At LMN Addiction Treatment, mindfulness is woven into the daily schedule rather than offered as an optional extra. Each morning begins with a 30-minute guided meditation followed by a breathwork session. These are not abstract spiritual exercises; they are evidence-based practices that research links to reduced cortisol levels, improved emotional regulation, and lower relapse rates. Our clinicians teach techniques including body scanning, walking meditation through our Meditation Labyrinth, and mindful eating practices during meals.

For beginners, the most important thing to know is this: mindfulness is a practice, not a performance. You do not need to be good at it. You just need to show up. Start with five minutes of focused breathing each morning. Notice the air entering your nostrils, filling your lungs, and leaving your body. When your mind wanders -- and it will -- gently bring it back without self-criticism. That act of noticing and returning is the practice. Over weeks and months, this small daily discipline builds a foundation of self-awareness that supports every other aspect of recovery.

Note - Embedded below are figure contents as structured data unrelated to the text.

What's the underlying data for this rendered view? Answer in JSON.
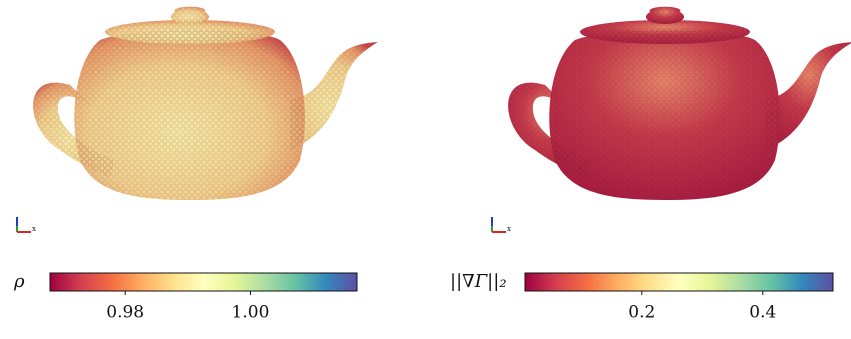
{
  "panels": [
    {
      "label": "ρ",
      "triad_label": "x",
      "colorbar": {
        "lim": [
          0.968,
          1.017
        ],
        "ticks": [
          0.98,
          {
            "value": 1,
            "label": "1.00"
          }
        ]
      }
    },
    {
      "label": "||∇Γ||₂",
      "triad_label": "x",
      "colorbar": {
        "lim": [
          0.007,
          0.516
        ],
        "ticks": [
          0.2,
          0.4
        ]
      }
    }
  ]
}
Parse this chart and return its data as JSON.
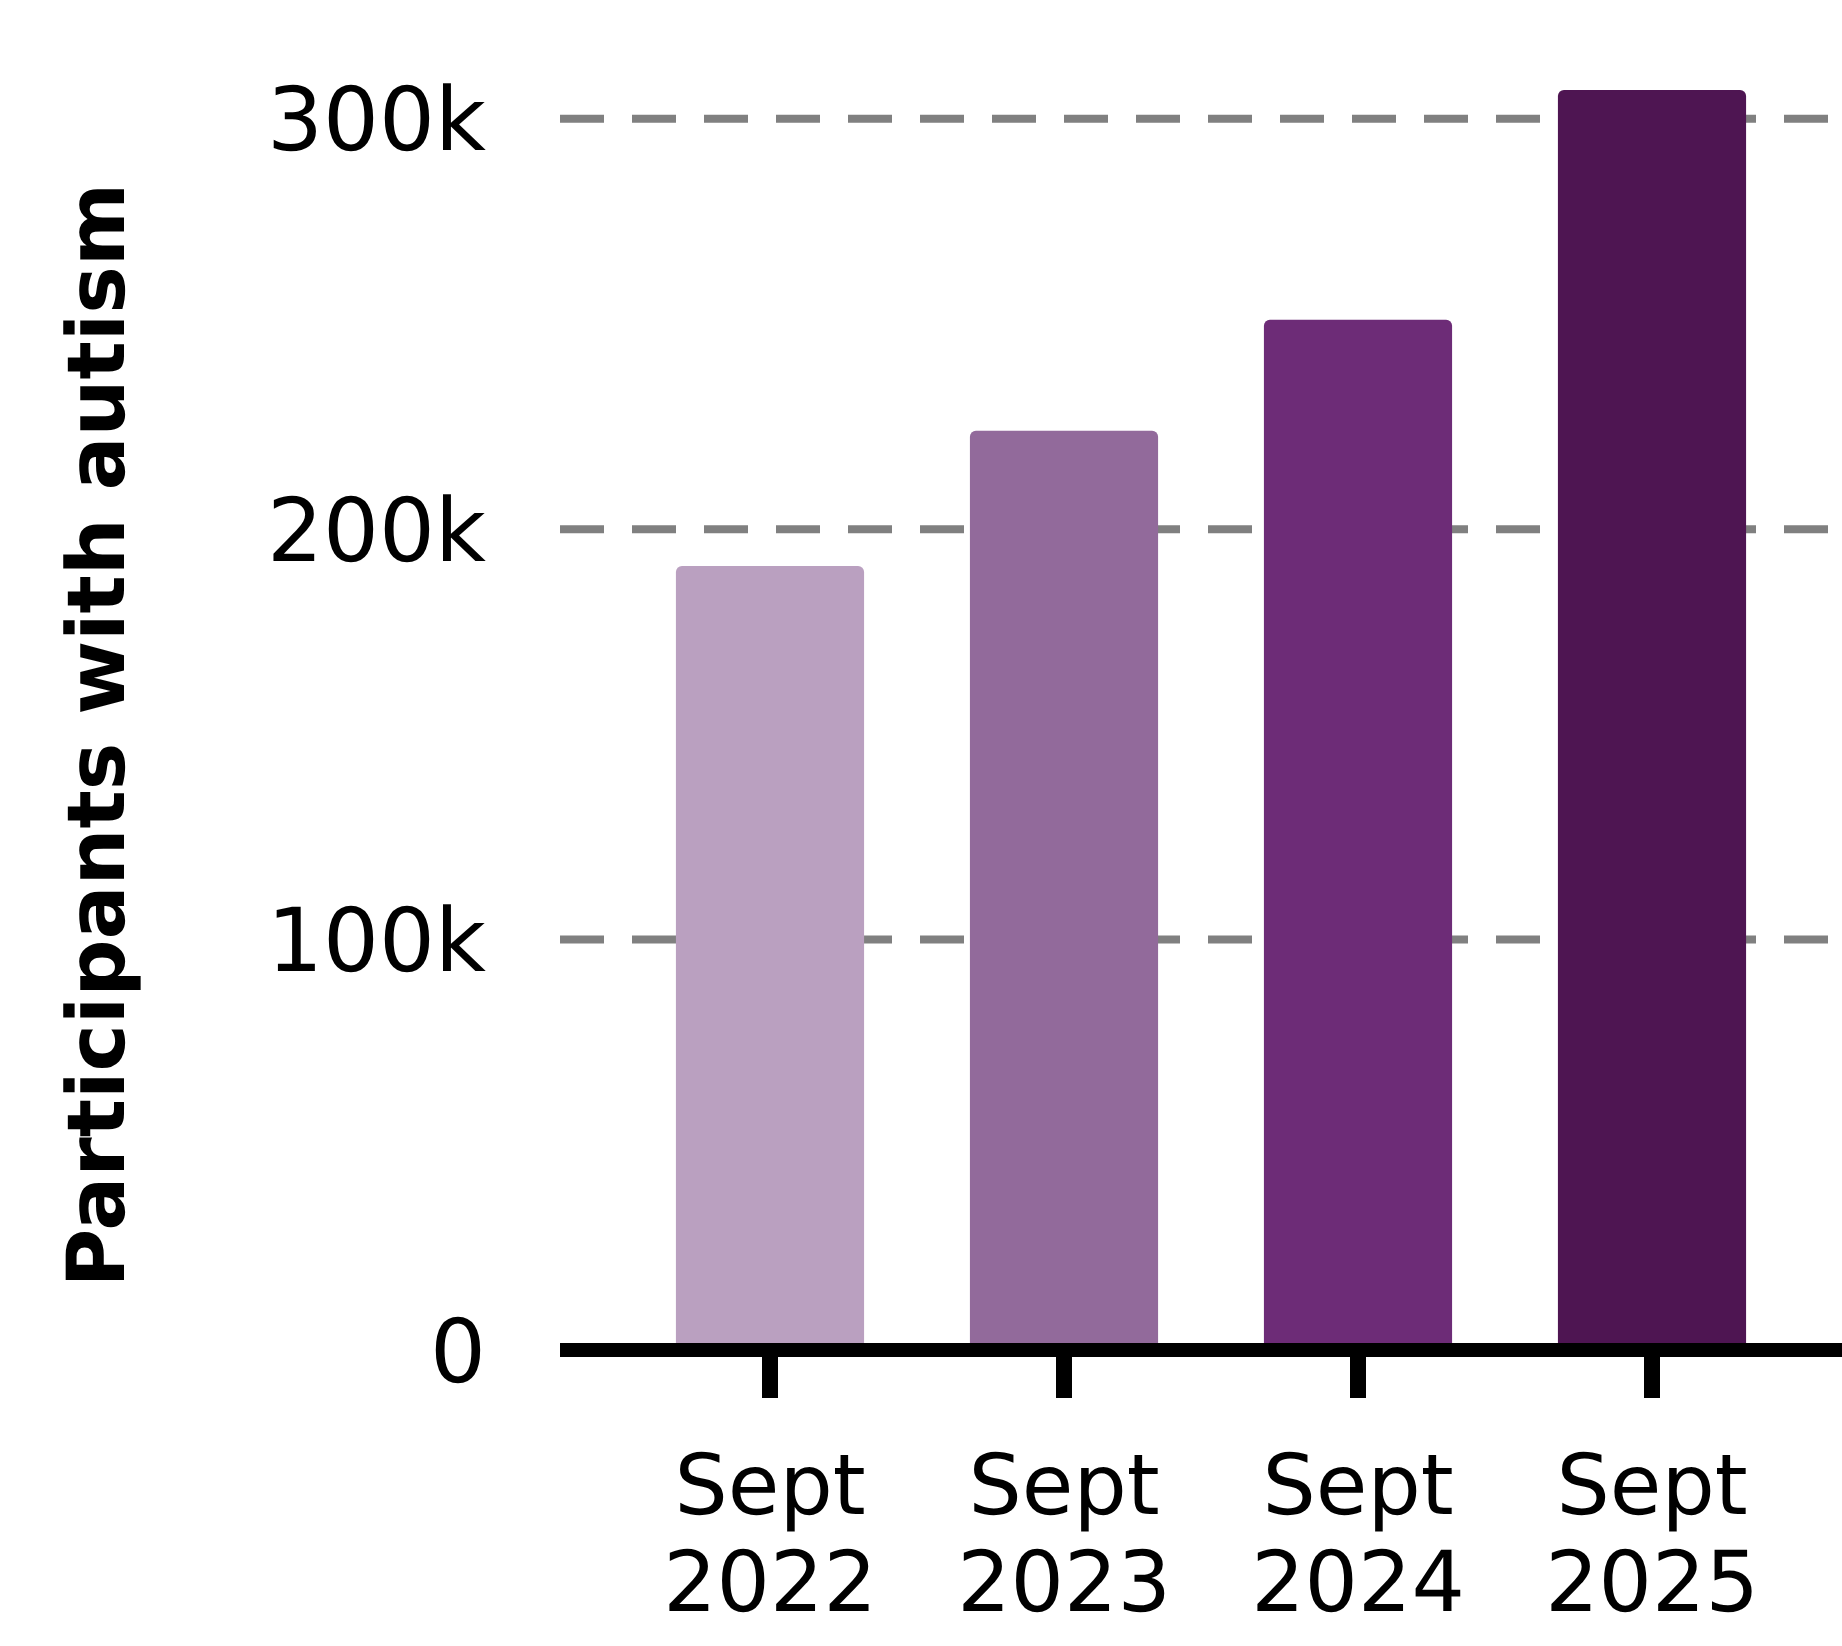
{
  "chart_data": {
    "type": "bar",
    "ylabel": "Participants with autism",
    "categories": [
      "Sept 2022",
      "Sept 2023",
      "Sept 2024",
      "Sept 2025"
    ],
    "values": [
      191000,
      224000,
      251000,
      307000
    ],
    "colors": [
      "#baa0c0",
      "#926a9b",
      "#6d2c77",
      "#4e1552"
    ],
    "yticks": [
      {
        "value": 0,
        "label": "0"
      },
      {
        "value": 100000,
        "label": "100k"
      },
      {
        "value": 200000,
        "label": "200k"
      },
      {
        "value": 300000,
        "label": "300k"
      }
    ],
    "ylim": [
      0,
      307000
    ],
    "grid": "y"
  }
}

How to Build a Social Life in Sobriety in Long Beach

March 15, 2026

One of the most daunting aspects of early recovery is the social vacuum it creates. Many people in active addiction built their social lives around substance use -- bar friendships, party circles, dealer relationships. When those connections dissolve, loneliness rushes in, and loneliness is one of the strongest predictors of relapse. Building a sober social life is not optional; it is a clinical priority.

Long Beach offers fertile ground for sober connection. The city's waterfront paths, from Shoreline Village to Belmont Shore, provide beautiful settings for walking groups and outdoor meetups. The local recovery community hosts regular sober events, game nights, and beach cleanups. The East Village Arts District offers gallery openings, open mic nights, and creative workshops that provide social stimulation without alcohol as a centerpiece. Farmers markets on Friday mornings at Marine Stadium become natural gathering spots for recovery peers.

At LMN, we begin building social skills during treatment through group therapy and peer support sessions. Our alumni network hosts monthly gatherings in Long Beach that give graduates a built-in community to lean on. We also encourage patients and their families to explore new activities together -- kayaking in Alamitos Bay, cooking classes downtown, or volunteering with local organizations. The goal is not to replace old social patterns with identical ones minus the substances; it is to discover what genuinely interests you as a sober person and build relationships around those authentic interests.

Finding Your Voice Through Art at LMN Addiction Treatment

March 1, 2026

Trauma often lives below language. Patients who can articulate their addiction history with clinical precision may still carry unprocessed emotions that words cannot reach. That is where creative expression becomes a clinical tool rather than a recreational diversion. At LMN, our Creative Arts Studio and Music Room are staffed by licensed expressive arts therapists who guide patients through structured creative processes designed to access, externalize, and integrate difficult emotional material.

Art therapy at LMN takes many forms. Some patients work with clay, shaping and reshaping forms as they process feelings of control and surrender. Others paint -- not to create something beautiful, but to give color and shape to internal states they struggle to name. Our music therapy sessions include songwriting, drumming circles, and guided listening exercises that help patients identify emotional responses and practice expressing them in real time. These are not craft projects; they are clinically directed interventions facilitated by board-certified art therapists.

The family healing dimension of creative arts therapy is particularly powerful. During family sessions, patients and their loved ones sometimes create collaborative pieces -- a shared painting, a jointly written song -- that become tangible symbols of their reconnection. One alumnus described the experience as "saying with paint what I could not say with apologies." For families navigating the aftermath of addiction, these creative bridges can open channels of communication that years of verbal attempts failed to establish.